La maire de Bourg-lès-Valence, qui a refusé de célébrer un mariage suspect, visée par une plainte de SOS Racisme
«J’irai m’expliquer devant les tribunaux s’il le faut», anticipait-elle déjà il y a un mois. La maire divers droite de Bourg-lès-Valence (Drôme), Marlène Mourier, est aujourd’hui visée par une plainte de SOS Racisme pour avoir refusé de célébrer l’union de deux de ses administrés pour lesquels elle suspectait un mariage blanc, le 17 mai dernier. Des suspicions étayées par les propres déclarations du candidat au mariage, un ressortissant tunisien d’une trentaine d’années en situation irrégulière sur le territoire français. Installé dans la région depuis plusieurs années, où il travaille, il est cependant inconnu des services de police et ne fait donc pas l’objet d’une OQTF.
Pour la maire, le profil de la future mariée a également alimenté les soupçons d’union «insincère». Âgée de 49 ans et mère de six enfants, cette dernière est présentée comme «fragile». L’intéressée assurait néanmoins vouloir se marier par amour. Une lettre anonyme, semblant émaner de l’entourage de la quadragénaire pour dissuader les élus de célébrer cette union, avait été reçue en mairie.
Pas de motif pour refuser ce mariage selon le parquet
C’était de toute façon la volonté affirmée de la maire. «Je ne veux pas célébrer une union pour laquelle je me rendrais complice de violation des règles de droit et de manipulation de l’institution du mariage», assénait-elle. Ce faisant, l’édile s’exposait à des poursuites, comme le lui avaient rappelé le procureur de la République et le député local Paul Christophle (PS). Sollicité par la maire selon la procédure habituelle, le parquet de Valence n’avait en effet pas trouvé de motif pour refuser ce mariage et avait ordonné qu’il soit célébré.
«Monsieur K. n’a jamais indiqué se marier uniquement pour les papiers, objectait le procureur de la République dans un courrier consulté par Le Figaro.
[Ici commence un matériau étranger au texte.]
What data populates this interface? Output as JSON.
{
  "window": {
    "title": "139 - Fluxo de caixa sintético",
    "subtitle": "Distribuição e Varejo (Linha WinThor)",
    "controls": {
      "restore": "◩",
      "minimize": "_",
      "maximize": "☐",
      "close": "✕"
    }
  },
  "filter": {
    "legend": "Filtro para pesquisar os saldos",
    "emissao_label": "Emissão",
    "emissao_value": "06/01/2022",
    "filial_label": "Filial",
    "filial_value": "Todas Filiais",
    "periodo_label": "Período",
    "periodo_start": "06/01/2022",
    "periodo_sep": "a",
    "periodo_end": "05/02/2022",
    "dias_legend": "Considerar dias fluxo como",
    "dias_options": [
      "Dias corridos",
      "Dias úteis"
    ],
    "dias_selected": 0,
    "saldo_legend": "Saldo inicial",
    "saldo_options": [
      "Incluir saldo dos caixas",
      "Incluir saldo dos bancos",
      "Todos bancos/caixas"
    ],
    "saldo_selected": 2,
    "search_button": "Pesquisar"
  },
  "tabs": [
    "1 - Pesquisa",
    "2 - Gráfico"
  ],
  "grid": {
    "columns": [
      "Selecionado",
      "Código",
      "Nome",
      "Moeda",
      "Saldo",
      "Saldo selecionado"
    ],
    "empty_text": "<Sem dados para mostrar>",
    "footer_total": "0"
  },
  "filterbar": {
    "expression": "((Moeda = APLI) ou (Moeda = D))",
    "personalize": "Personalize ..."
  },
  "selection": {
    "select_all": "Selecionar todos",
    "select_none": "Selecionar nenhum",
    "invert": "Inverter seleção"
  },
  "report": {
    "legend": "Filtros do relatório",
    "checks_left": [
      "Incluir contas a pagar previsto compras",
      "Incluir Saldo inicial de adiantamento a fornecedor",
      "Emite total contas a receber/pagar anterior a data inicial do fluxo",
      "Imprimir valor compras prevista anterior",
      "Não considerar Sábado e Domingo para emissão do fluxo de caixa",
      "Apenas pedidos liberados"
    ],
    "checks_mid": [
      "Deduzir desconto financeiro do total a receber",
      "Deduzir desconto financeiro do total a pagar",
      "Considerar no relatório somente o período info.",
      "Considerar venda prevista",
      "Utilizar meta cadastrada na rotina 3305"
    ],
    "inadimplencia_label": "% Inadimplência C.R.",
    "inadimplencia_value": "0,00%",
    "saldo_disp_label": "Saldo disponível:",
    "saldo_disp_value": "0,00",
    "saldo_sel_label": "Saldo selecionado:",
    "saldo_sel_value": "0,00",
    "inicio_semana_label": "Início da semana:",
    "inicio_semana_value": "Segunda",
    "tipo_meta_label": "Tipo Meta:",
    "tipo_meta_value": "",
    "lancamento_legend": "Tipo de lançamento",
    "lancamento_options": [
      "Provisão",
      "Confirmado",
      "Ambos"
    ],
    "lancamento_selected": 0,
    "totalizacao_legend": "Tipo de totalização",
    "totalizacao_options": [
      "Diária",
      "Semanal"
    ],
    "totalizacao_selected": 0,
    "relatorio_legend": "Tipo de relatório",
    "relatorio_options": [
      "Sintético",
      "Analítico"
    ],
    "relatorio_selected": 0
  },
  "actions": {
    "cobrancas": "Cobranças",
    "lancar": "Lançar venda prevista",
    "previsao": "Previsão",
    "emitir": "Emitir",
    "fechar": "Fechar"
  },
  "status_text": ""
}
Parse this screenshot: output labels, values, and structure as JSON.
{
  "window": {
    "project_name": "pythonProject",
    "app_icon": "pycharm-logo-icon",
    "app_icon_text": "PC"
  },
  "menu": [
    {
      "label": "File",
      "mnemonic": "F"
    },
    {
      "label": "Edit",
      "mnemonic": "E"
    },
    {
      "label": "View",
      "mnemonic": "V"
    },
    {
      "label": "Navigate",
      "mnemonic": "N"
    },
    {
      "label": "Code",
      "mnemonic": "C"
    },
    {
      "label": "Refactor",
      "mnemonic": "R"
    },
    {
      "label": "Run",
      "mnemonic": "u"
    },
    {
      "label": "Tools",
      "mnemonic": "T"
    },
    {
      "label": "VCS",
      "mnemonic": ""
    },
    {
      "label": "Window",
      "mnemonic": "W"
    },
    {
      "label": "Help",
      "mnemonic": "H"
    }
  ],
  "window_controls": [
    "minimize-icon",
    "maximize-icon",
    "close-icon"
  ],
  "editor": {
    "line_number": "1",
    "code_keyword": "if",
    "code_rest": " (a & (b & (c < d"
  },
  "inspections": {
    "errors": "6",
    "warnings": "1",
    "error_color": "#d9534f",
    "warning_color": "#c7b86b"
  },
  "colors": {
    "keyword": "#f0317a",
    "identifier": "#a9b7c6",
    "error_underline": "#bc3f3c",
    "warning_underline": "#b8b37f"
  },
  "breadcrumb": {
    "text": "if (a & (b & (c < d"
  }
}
La volonté de se marier pour régulariser une situation administrative n’est pas exclusive d’un amour sincère». Problème pour Marlène Mourier, le courrier mentionne aussi qu’«aucune investigation» n’a été effectuée par les services de police dans ce dossier. «Quand nous rendons un avis défavorable, il n’est quasiment jamais suivi», déplore l’édile.
S’il a dit qu’il faisait ça pour les papiers, c’est normal qu’elle refuse
Une commerçante de Bourg-lès-Valence (Drôme)
Le samedi suivant, Marlène Mourier avait tenu son engagement en refusant d’unir les fiancés. Ces derniers s’étaient pourtant bien présentés entre les parterres enherbés jouxtant la salle des mariages de cette ville-dortoir de 20.000 habitants, mais avaient trouvé porte close. Une décision qui les habitants avaient plutôt comprise. Et pour cause, lors de l’audience préalable à laquelle doivent se plier tous les futurs époux, le candidat au mariage avait lui-même dit vouloir se «marier pour les papiers», et signé sa déclaration. Lors des auditions menées par les policiers, il a aussi évoqué son «amour sincère» pour sa future épouse.
«On est du côté de la maire, oui», validait alors un de ses électeurs devant la mairie auprès du Figaro. «Si on se marie, c’est parce qu’on s’aime. C’est bizarre de le faire pour des papiers», embrayait une vieille dame apprêtée derrière ses petites lunettes de soleil. «S’il a dit qu’il faisait ça pour les papiers, c’est normal qu’elle refuse», acquiesce une commerçante derrière son étal de baklavas. Pour SOS Racisme, cette position relève en revanche d’une attitude discriminatoire à l’encontre des candidats au mariage. C’est le motif de la plainte déposé par l’association, que nous n’avons pu joindre dans l’immédiat. «Je ne suis pas raciste, se défend Marlène Mourier, je célèbre de nombreux mariages de personnes d’origine tunisienne, algérienne, arménienne et je reçois de nombreux étrangers lors de mes permanences».
SOS Racisme s’appuie sur la décision rendue par le procureur de la République de Valence, qui ne voyait pas de raison de s’opposer à cette union. À l’instar de Robert Ménard à Béziers, Marlène Mourier se dit désormais prête à se défendre devant les tribunaux. «Si le procureur veut me poursuivre qu’il me poursuive», lançait ainsi le mois dernier l’édile drômoise qui a reçu le soutien de nombreux élus RN et LR de la région, dont Laurent Wauquiez. La décision de donner suite ou non à la plainte de SOS Racisme revient désormais au procureur de Valence. En attendant, Marlène Mourier a récemment été invitée à l’Assemblée nationale par le sénateur centriste Stéphane Demilly, à l’origine de l’adoption du texte sur l’interdiction des mariages pour les OQTF à la chambre haute.